Wednesday, January 30, 2019 | by: Mat DeKinder

 

As both a film nerd and a history nerd, I have a standing protest against the very idea behind the new WWI documentary “They Shall Not Grow Old.” Gimmicks like colorization and adding 3D and sound to historical footage are typically barriers to the original, first-take view of history. Not cool.

But after seeing this movie I’m ready to blow that sentiment right out my ear.

This project began when the BBC approached director Peter Jackson about marking the 100th anniversary of the end of World War I by giving him access to their archives and giving him complete creative freedom as long as it was respectful to the soldiers depicted.

Jackson took the grainy, black-and-white and soundless footage and ran it through various computer programs to reveal extraordinary detail hidden in these old films.

The addition of color plus slowing the film down make it feel less jerky and more contemporary, and the result is almost like someone hopped into the trenches in 1917 and started recording with an iPhone. After Jackson adds 3D to the images, adding depth to the film, you are literally able to see and experience the First World War in a way that hasn’t been possible for over a century.

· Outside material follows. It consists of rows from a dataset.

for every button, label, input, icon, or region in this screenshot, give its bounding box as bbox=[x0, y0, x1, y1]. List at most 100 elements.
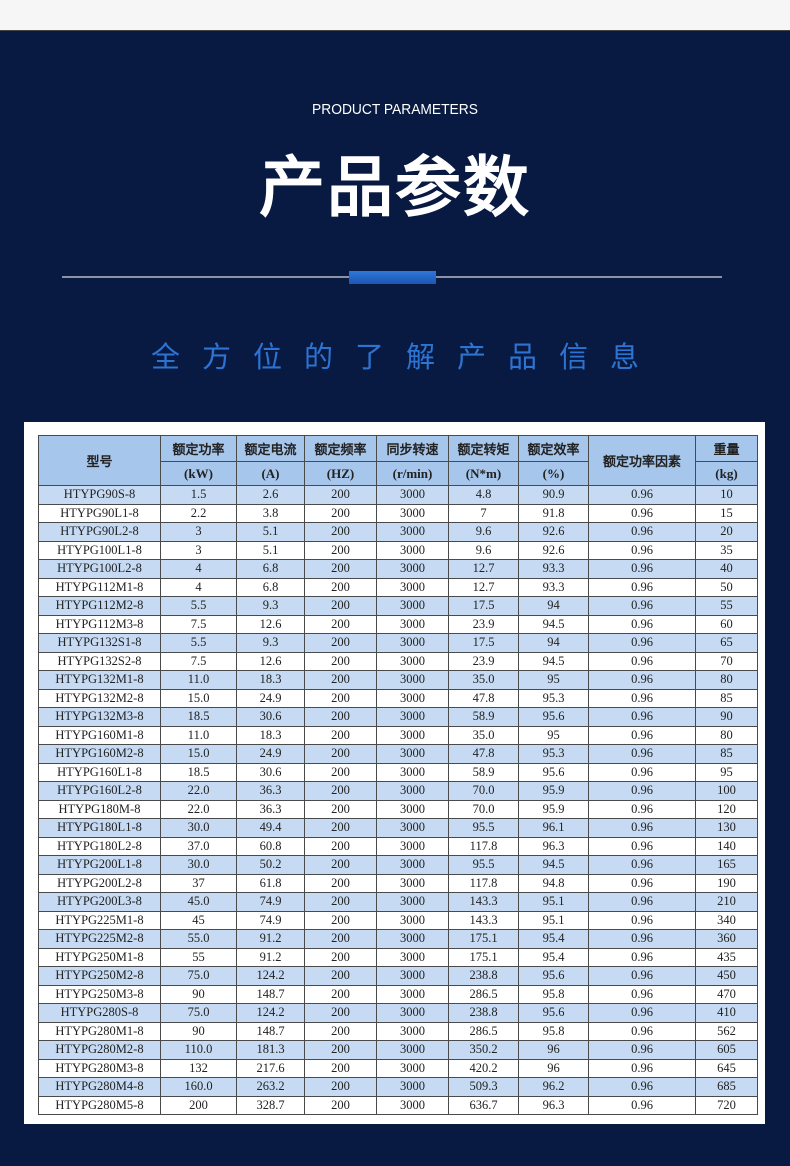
value-cell: 3000 bbox=[376, 522, 449, 542]
table-row: HTYPG180L2-8 37.0 60.8 200 3000 117.8 96.3 0.96… bbox=[38, 836, 758, 856]
table-row: HTYPG112M3-8 7.5 12.6 200 3000 23.9 94.5 0.96 60 bbox=[38, 614, 758, 634]
value-cell: 49.4 bbox=[236, 818, 305, 838]
value-cell: 95.4 bbox=[518, 947, 589, 967]
value-cell: 95.8 bbox=[518, 1021, 589, 1041]
value-cell: 60.8 bbox=[236, 836, 305, 856]
value-cell: 5.1 bbox=[236, 540, 305, 560]
value-cell: 200 bbox=[304, 614, 377, 634]
value-cell: 200 bbox=[304, 559, 377, 579]
model-cell: HTYPG160L2-8 bbox=[38, 781, 161, 801]
value-cell: 50 bbox=[695, 577, 758, 597]
value-cell: 12.6 bbox=[236, 651, 305, 671]
value-cell: 200 bbox=[160, 1095, 237, 1115]
value-cell: 200 bbox=[304, 855, 377, 875]
value-cell: 200 bbox=[304, 651, 377, 671]
value-cell: 95.3 bbox=[518, 688, 589, 708]
value-cell: 55 bbox=[695, 596, 758, 616]
value-cell: 3000 bbox=[376, 984, 449, 1004]
value-cell: 200 bbox=[304, 762, 377, 782]
value-cell: 3000 bbox=[376, 818, 449, 838]
value-cell: 4 bbox=[160, 577, 237, 597]
value-cell: 2.6 bbox=[236, 485, 305, 505]
value-cell: 92.6 bbox=[518, 540, 589, 560]
value-cell: 0.96 bbox=[588, 947, 696, 967]
value-cell: 91.8 bbox=[518, 503, 589, 523]
value-cell: 3000 bbox=[376, 1021, 449, 1041]
value-cell: 200 bbox=[304, 540, 377, 560]
value-cell: 0.96 bbox=[588, 485, 696, 505]
table-row: HTYPG132M1-8 11.0 18.3 200 3000 35.0 95 0.96 80 bbox=[38, 670, 758, 690]
value-cell: 0.96 bbox=[588, 1040, 696, 1060]
value-cell: 217.6 bbox=[236, 1058, 305, 1078]
value-cell: 3000 bbox=[376, 633, 449, 653]
model-cell: HTYPG280M5-8 bbox=[38, 1095, 161, 1115]
value-cell: 23.9 bbox=[448, 614, 519, 634]
value-cell: 0.96 bbox=[588, 966, 696, 986]
value-cell: 0.96 bbox=[588, 725, 696, 745]
value-cell: 0.96 bbox=[588, 688, 696, 708]
value-cell: 95.1 bbox=[518, 892, 589, 912]
value-cell: 0.96 bbox=[588, 1077, 696, 1097]
model-cell: HTYPG280M1-8 bbox=[38, 1021, 161, 1041]
value-cell: 143.3 bbox=[448, 910, 519, 930]
value-cell: 200 bbox=[304, 725, 377, 745]
table-row: HTYPG132S1-8 5.5 9.3 200 3000 17.5 94 0.96 65 bbox=[38, 633, 758, 653]
value-cell: 23.9 bbox=[448, 651, 519, 671]
value-cell: 175.1 bbox=[448, 947, 519, 967]
value-cell: 3000 bbox=[376, 799, 449, 819]
value-cell: 200 bbox=[304, 596, 377, 616]
value-cell: 40 bbox=[695, 559, 758, 579]
top-strip bbox=[0, 0, 790, 31]
value-cell: 36.3 bbox=[236, 799, 305, 819]
model-cell: HTYPG225M2-8 bbox=[38, 929, 161, 949]
value-cell: 0.96 bbox=[588, 873, 696, 893]
table-row: HTYPG100L2-8 4 6.8 200 3000 12.7 93.3 0.96 40 bbox=[38, 559, 758, 579]
value-cell: 435 bbox=[695, 947, 758, 967]
value-cell: 143.3 bbox=[448, 892, 519, 912]
value-cell: 60 bbox=[695, 614, 758, 634]
column-unit: (N*m) bbox=[448, 461, 519, 486]
value-cell: 95.3 bbox=[518, 744, 589, 764]
value-cell: 360 bbox=[695, 929, 758, 949]
value-cell: 200 bbox=[304, 892, 377, 912]
value-cell: 124.2 bbox=[236, 966, 305, 986]
value-cell: 0.96 bbox=[588, 910, 696, 930]
value-cell: 3000 bbox=[376, 651, 449, 671]
value-cell: 238.8 bbox=[448, 1003, 519, 1023]
value-cell: 65 bbox=[695, 633, 758, 653]
table-row: HTYPG280M5-8 200 328.7 200 3000 636.7 96.3 0.96… bbox=[38, 1095, 758, 1115]
value-cell: 605 bbox=[695, 1040, 758, 1060]
value-cell: 148.7 bbox=[236, 1021, 305, 1041]
value-cell: 3000 bbox=[376, 1003, 449, 1023]
table-row: HTYPG180L1-8 30.0 49.4 200 3000 95.5 96.1 0.96 1… bbox=[38, 818, 758, 838]
value-cell: 181.3 bbox=[236, 1040, 305, 1060]
value-cell: 58.9 bbox=[448, 762, 519, 782]
value-cell: 17.5 bbox=[448, 633, 519, 653]
value-cell: 91.2 bbox=[236, 947, 305, 967]
value-cell: 3000 bbox=[376, 670, 449, 690]
value-cell: 3000 bbox=[376, 559, 449, 579]
value-cell: 0.96 bbox=[588, 577, 696, 597]
value-cell: 11.0 bbox=[160, 725, 237, 745]
table-row: HTYPG160L1-8 18.5 30.6 200 3000 58.9 95.6 0.96 9… bbox=[38, 762, 758, 782]
page-title: 产品参数 bbox=[259, 149, 531, 226]
value-cell: 0.96 bbox=[588, 818, 696, 838]
value-cell: 95 bbox=[518, 670, 589, 690]
value-cell: 3000 bbox=[376, 485, 449, 505]
header-row: 型号 额定功率 额定电流 额定频率 同步转速 额定转矩 额定效率 额定功率因素 重量 bbox=[38, 435, 758, 486]
value-cell: 7.5 bbox=[160, 614, 237, 634]
value-cell: 3000 bbox=[376, 929, 449, 949]
table-row: HTYPG200L1-8 30.0 50.2 200 3000 95.5 94.5 0.96 1… bbox=[38, 855, 758, 875]
value-cell: 58.9 bbox=[448, 707, 519, 727]
value-cell: 200 bbox=[304, 1077, 377, 1097]
value-cell: 0.96 bbox=[588, 781, 696, 801]
value-cell: 200 bbox=[304, 688, 377, 708]
value-cell: 200 bbox=[304, 707, 377, 727]
value-cell: 95.6 bbox=[518, 1003, 589, 1023]
value-cell: 200 bbox=[304, 873, 377, 893]
value-cell: 132 bbox=[160, 1058, 237, 1078]
value-cell: 210 bbox=[695, 892, 758, 912]
value-cell: 3000 bbox=[376, 892, 449, 912]
table-row: HTYPG280S-8 75.0 124.2 200 3000 238.8 95.6 0.96… bbox=[38, 1003, 758, 1023]
value-cell: 18.3 bbox=[236, 670, 305, 690]
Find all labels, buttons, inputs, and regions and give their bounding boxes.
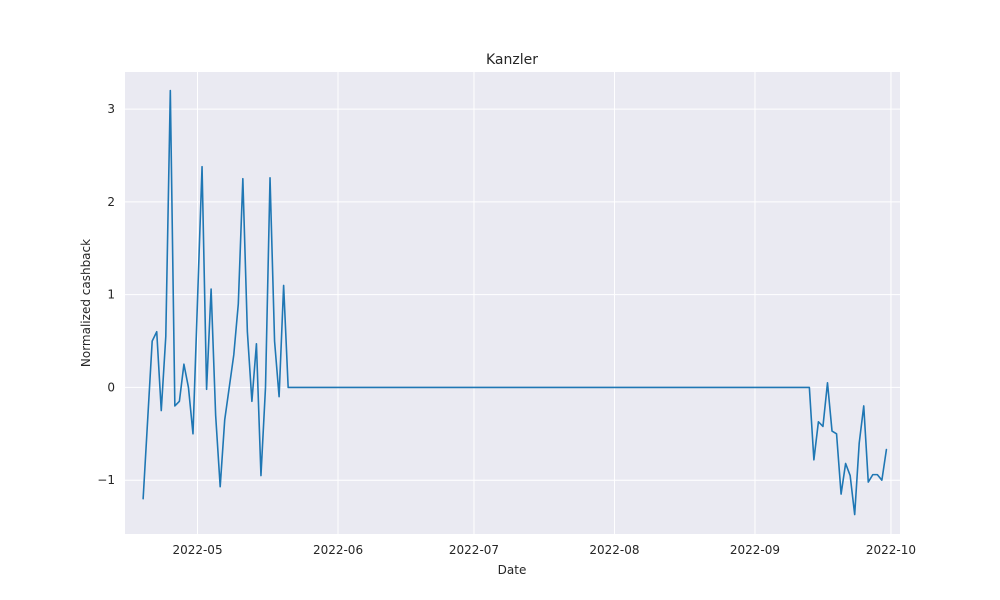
y-tick-label: 0: [107, 380, 115, 394]
y-axis-label: Normalized cashback: [79, 239, 93, 367]
x-tick-label: 2022-07: [449, 543, 499, 557]
x-axis-ticks: 2022-05 2022-06 2022-07 2022-08 2022-09 2022-…: [172, 543, 916, 557]
x-tick-label: 2022-06: [313, 543, 363, 557]
y-axis-ticks: −1 0 1 2 3: [97, 102, 115, 487]
x-tick-label: 2022-05: [172, 543, 222, 557]
plot-area: [125, 72, 900, 534]
chart-title: Kanzler: [486, 52, 538, 68]
x-axis-label: Date: [498, 563, 527, 577]
y-tick-label: 3: [107, 102, 115, 116]
y-tick-label: −1: [97, 473, 115, 487]
x-tick-label: 2022-09: [730, 543, 780, 557]
x-tick-label: 2022-08: [589, 543, 639, 557]
y-tick-label: 2: [107, 195, 115, 209]
x-tick-label: 2022-10: [866, 543, 916, 557]
y-tick-label: 1: [107, 288, 115, 302]
series-group: [142, 89, 888, 516]
series-line: [142, 89, 888, 516]
grid-lines: [125, 72, 900, 534]
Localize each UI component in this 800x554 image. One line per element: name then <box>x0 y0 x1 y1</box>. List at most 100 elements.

The restoration is the star of the show here and Jackson fills in the historical narrative by using archival interviews with WWI veterans as the voiceovers for the footage. The focus here isn’t on specific battles or dates and places, but is instead on the soldiers themselves and the human experience of going to war.

Jackson also doesn’t shy away from the horrors of battle as dead bodies ripped apart by shrapnel make regular appearances and the bright red blood of the soldier’s injuries can be jarring.

World War I is a war that tends to get glossed over in our popular imagination even though millions of people died fighting it. To see it brought back to life so vividly shows that history is not some grainy and dusty forgotten artifact, but instead is vibrant and full and wholly relevant to the world we find ourselves in today.

The potential of reviving even more early films to such a high standard is exciting to even a nerdy purist like myself. Jackson deserves a lot of praise for taking on this effort and doing it in a way that makes these windows into the past a little wider and a little clearer.

“They Shall Not Grow Old” is rated R for disturbing war images.